Magistrado ResponsávelFERNANDO FRÓIS
Data da Resolução22 de Abril de 2009
EmissorSupremo Tribunal de Justiça (Portugal)

Acordam no Supremo Tribunal de Justiça: No Círculo Judicial de Vila Franca de Xira, no processo comum nº 303/06.0 GEVFX do 1º Juízo Criminal de Vila Franca de Xira, foi submetido a julgamento perante Tribunal Colectivo, o arguido: - AA, identificado nos autos.

Era-lhe imputada a prática, em autoria material e concurso real, de: - Um crime de homicídio, na forma tentada, p. e p. pelas disposições conjugadas dos artigos 22º, 23º e 131, todos do Código Penal; e - Um crime de detenção de arma proibida, p. e p. à data dos factos, pelo artigo 275º-1, do CP e actualmente, pelo artigo 86º-1-a), com referência ao artigo 3º-1 e 2-a), todos da Lei nº 5/2006, de 23.02.

CC requereu que lhe fosse arbitrada uma quantia a título de compensação por prejuízos sofridos.

A final, foi proferida sentença que, além do mais: Julgou parcialmente provada a acusação e condenou o arguido BB: Como autor material e em concurso real: a) De um crime de homicídio simples na forma tentada, p. e p. pelos arts. 22.º, 23.º, 131.º do Cód. Penal, na pena de 4 (quatro) anos e 8 (oito) meses de prisão; b) De um crime de detenção de arma proibida, p. e p. à data dos factos pelo art. 275.º, n.º 1, do Cód. Penal, na pena de 2 (dois) anos e 6 (seis) meses de prisão; c) Em cúmulo jurídico das referidas penas de prisão parcelares, condenar o arguido na pena única de 5 (cinco) anos e 10 (dez) meses de prisão; E indeferiu o requerimento de arbitramento de compensação formulado pelo ofendido CC, ao abrigo do disposto no art. 82.º-A, do Cód. Proc. Penal.

Inconformado com tal condenação, o arguido interpôs o presente recurso para este STJ, pugnando pela nulidade do acórdão recorrido por falta ou insuficiente fundamentação ou, se assim se não entender, pugna pela atenuação extraordinária da pena (relativa ao homicídio tentado) que, segundo ele, deveria ter sido fixada em 2 anos e 10 meses de prisão e, a pena respeitante ao cúmulo jurídico (com o crime de detenção de arma proibida) deveria ter sido fixada em 3 anos e 10 meses de prisão.

Termina a respectiva motivação com as seguintes - - - - CONCLUSÔES: 1. A legítima defesa tem a sua base assente em quatro pilares objectivos, ou seja, a ocorrência de uma agressão actual, ilícita, só neutralizável através de um acto defensivo, acto esse que se deve restringir á utilização do meio ou meios suficientes para pôr termo á agressão.

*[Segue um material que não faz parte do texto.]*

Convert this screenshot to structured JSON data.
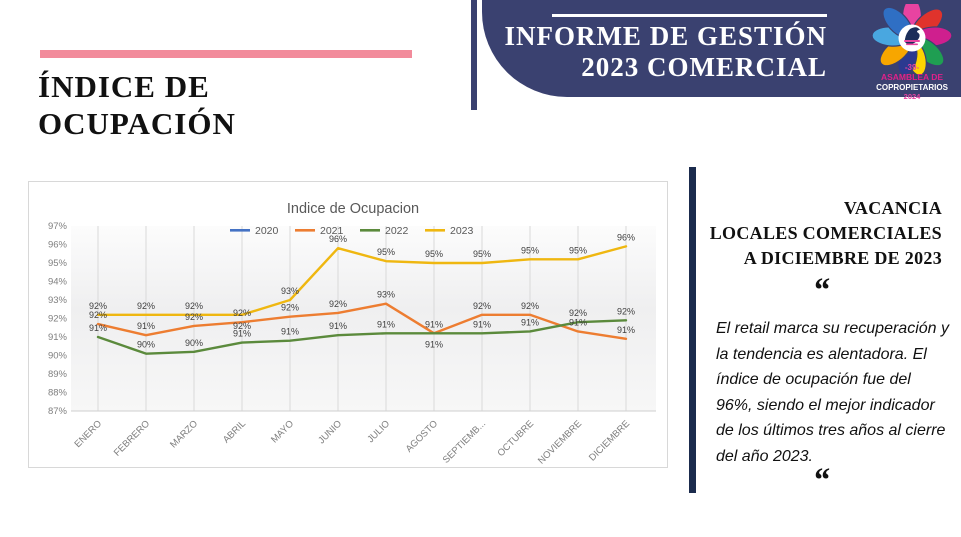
{
  "slide": {
    "title_line1": "ÍNDICE DE",
    "title_line2": "OCUPACIÓN",
    "accent_color": "#f28b9b"
  },
  "banner": {
    "bg_color": "#3a4170",
    "line1": "INFORME DE GESTIÓN",
    "line2": "2023 COMERCIAL",
    "logo": {
      "badge_number": "-39-",
      "badge_line1": "ASAMBLEA DE",
      "badge_line2": "COPROPIETARIOS",
      "badge_year": "2024"
    }
  },
  "chart_data": {
    "type": "line",
    "title": "Indice de Ocupacion",
    "categories": [
      "ENERO",
      "FEBRERO",
      "MARZO",
      "ABRIL",
      "MAYO",
      "JUNIO",
      "JULIO",
      "AGOSTO",
      "SEPTIEMB...",
      "OCTUBRE",
      "NOVIEMBRE",
      "DICIEMBRE"
    ],
    "y_ticks": [
      "97%",
      "96%",
      "95%",
      "94%",
      "93%",
      "92%",
      "91%",
      "90%",
      "89%",
      "88%",
      "87%"
    ],
    "ylim": [
      87,
      97
    ],
    "legend_position": "top",
    "gridlines": "vertical",
    "series": [
      {
        "name": "2020",
        "color": "#4472c4",
        "values": [],
        "labels": []
      },
      {
        "name": "2021",
        "color": "#ed7d31",
        "values": [
          91.7,
          91.1,
          91.6,
          91.8,
          92.1,
          92.3,
          92.8,
          91.2,
          92.2,
          92.2,
          91.3,
          90.9
        ],
        "labels": [
          "92%",
          "91%",
          "92%",
          "92%",
          "92%",
          "92%",
          "93%",
          "91%",
          "92%",
          "92%",
          "91%",
          "91%"
        ]
      },
      {
        "name": "2022",
        "color": "#5b8a3c",
        "values": [
          91.0,
          90.1,
          90.2,
          90.7,
          90.8,
          91.1,
          91.2,
          91.2,
          91.2,
          91.3,
          91.8,
          91.9
        ],
        "labels": [
          "91%",
          "90%",
          "90%",
          "91%",
          "91%",
          "91%",
          "91%",
          "91%",
          "91%",
          "91%",
          "92%",
          "92%"
        ]
      },
      {
        "name": "2023",
        "color": "#efb710",
        "values": [
          92.2,
          92.2,
          92.2,
          92.2,
          93.0,
          95.8,
          95.1,
          95.0,
          95.0,
          95.2,
          95.2,
          95.9
        ],
        "labels": [
          "92%",
          "92%",
          "92%",
          "92%",
          "93%",
          "96%",
          "95%",
          "95%",
          "95%",
          "95%",
          "95%",
          "96%"
        ]
      }
    ]
  },
  "panel": {
    "bar_color": "#1b2b4d",
    "heading_line1": "VACANCIA",
    "heading_line2": "LOCALES COMERCIALES",
    "heading_line3": "A DICIEMBRE DE 2023",
    "quote_mark": "“",
    "quote_text": "El retail marca su recuperación y la tendencia es alentadora. El índice de ocupación fue del 96%, siendo el mejor indicador de los últimos tres años al cierre del año 2023."
  }
}
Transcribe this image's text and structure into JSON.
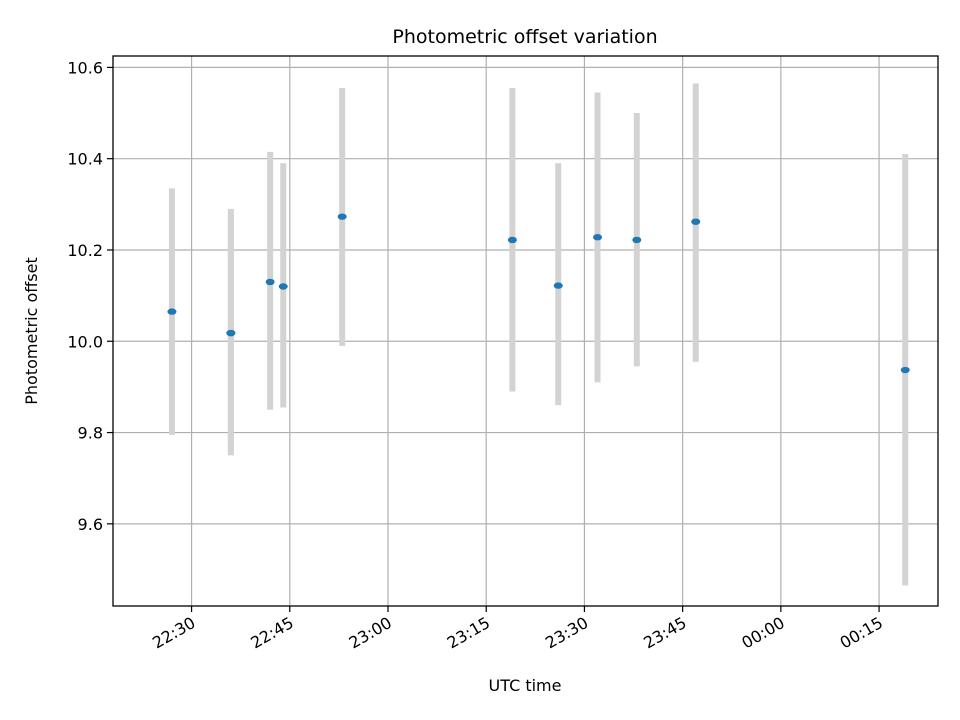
{
  "chart_data": {
    "type": "scatter",
    "title": "Photometric offset variation",
    "xlabel": "UTC time",
    "ylabel": "Photometric offset",
    "x_start": "22:18",
    "x_end": "00:24",
    "xlim_minutes": [
      -12,
      114
    ],
    "ylim": [
      9.42,
      10.625
    ],
    "grid": true,
    "x_ticks": [
      {
        "label": "22:30",
        "minute": 0
      },
      {
        "label": "22:45",
        "minute": 15
      },
      {
        "label": "23:00",
        "minute": 30
      },
      {
        "label": "23:15",
        "minute": 45
      },
      {
        "label": "23:30",
        "minute": 60
      },
      {
        "label": "23:45",
        "minute": 75
      },
      {
        "label": "00:00",
        "minute": 90
      },
      {
        "label": "00:15",
        "minute": 105
      }
    ],
    "y_ticks": [
      {
        "label": "9.6",
        "value": 9.6
      },
      {
        "label": "9.8",
        "value": 9.8
      },
      {
        "label": "10.0",
        "value": 10.0
      },
      {
        "label": "10.2",
        "value": 10.2
      },
      {
        "label": "10.4",
        "value": 10.4
      },
      {
        "label": "10.6",
        "value": 10.6
      }
    ],
    "colors": {
      "point": "#1f77b4",
      "range": "#d3d3d3",
      "grid": "#b0b0b0"
    },
    "points": [
      {
        "time": "22:27",
        "y": 10.065,
        "low": 9.795,
        "high": 10.335
      },
      {
        "time": "22:36",
        "y": 10.018,
        "low": 9.76,
        "high": 10.275
      },
      {
        "time": "22:36",
        "y": 10.018,
        "low": 9.75,
        "high": 10.29
      },
      {
        "time": "22:42",
        "y": 10.13,
        "low": 9.85,
        "high": 10.415
      },
      {
        "time": "22:44",
        "y": 10.12,
        "low": 9.855,
        "high": 10.39
      },
      {
        "time": "22:53",
        "y": 10.273,
        "low": 9.99,
        "high": 10.555
      },
      {
        "time": "23:19",
        "y": 10.222,
        "low": 9.89,
        "high": 10.555
      },
      {
        "time": "23:26",
        "y": 10.122,
        "low": 9.86,
        "high": 10.39
      },
      {
        "time": "23:32",
        "y": 10.228,
        "low": 9.91,
        "high": 10.545
      },
      {
        "time": "23:38",
        "y": 10.222,
        "low": 9.945,
        "high": 10.5
      },
      {
        "time": "23:47",
        "y": 10.262,
        "low": 9.955,
        "high": 10.565
      },
      {
        "time": "00:19",
        "y": 9.937,
        "low": 9.465,
        "high": 10.41
      }
    ]
  }
}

  1. O que se põe em causa fundamentalmente no presente recurso é o juízo de valor objectivo emitido pelo Tribunal recorrido; 3 - Tal juízo de adequação é nulo pode deixar de ter em causa todas as circunstâncias específicas de cada caso, nomeadamente a intensidade da agressão, a especial perigosidade ou temeridade do agressor, o bem ou interesse agredido, a Idade e a compleição física de ambos e todas as demais circunstâncias.

  2. Quem se defende não está obrigado a servir-se de meios ou medidas cuja eficácia para a sua defesa, não são seguras nem certas.

    S. Nas circunstâncias descritas no caso concreto e dado como provado, a qualquer cidadão comum prudente, que estivesse na posição do recorrente, não era possível agir de outro modo, com outro meio, sendo normal um estado de perturbação e medo; 6. Pois está provado que a vítima não se atemorizou com os tiros de intimidação para o chão, atacando o arguido por três vezes, na cabeça, tronco e membros; 7. Aliás, só consegue parar as "Investidas" do ofendido com o 4° tiro imediatamente após um pontapé na cabeça de que foi alvo; 8. Não se demonstrou que o arguido após ter sofrido as agressões físicas, tivesse ao seu alcance outro meio de defesa; 9. Portanto o arguido agiu em legitima defesa, ou quando multo em excesso de legitima defesa, que o tribunal na nossa modesta opinião não considerou, 10 -Pese embora, o tribunal considerar factos que, objectivamente, apontam no sentido da verificação dos requisitos do instituto da legitima defesa, previstos no artigo 32º do CP.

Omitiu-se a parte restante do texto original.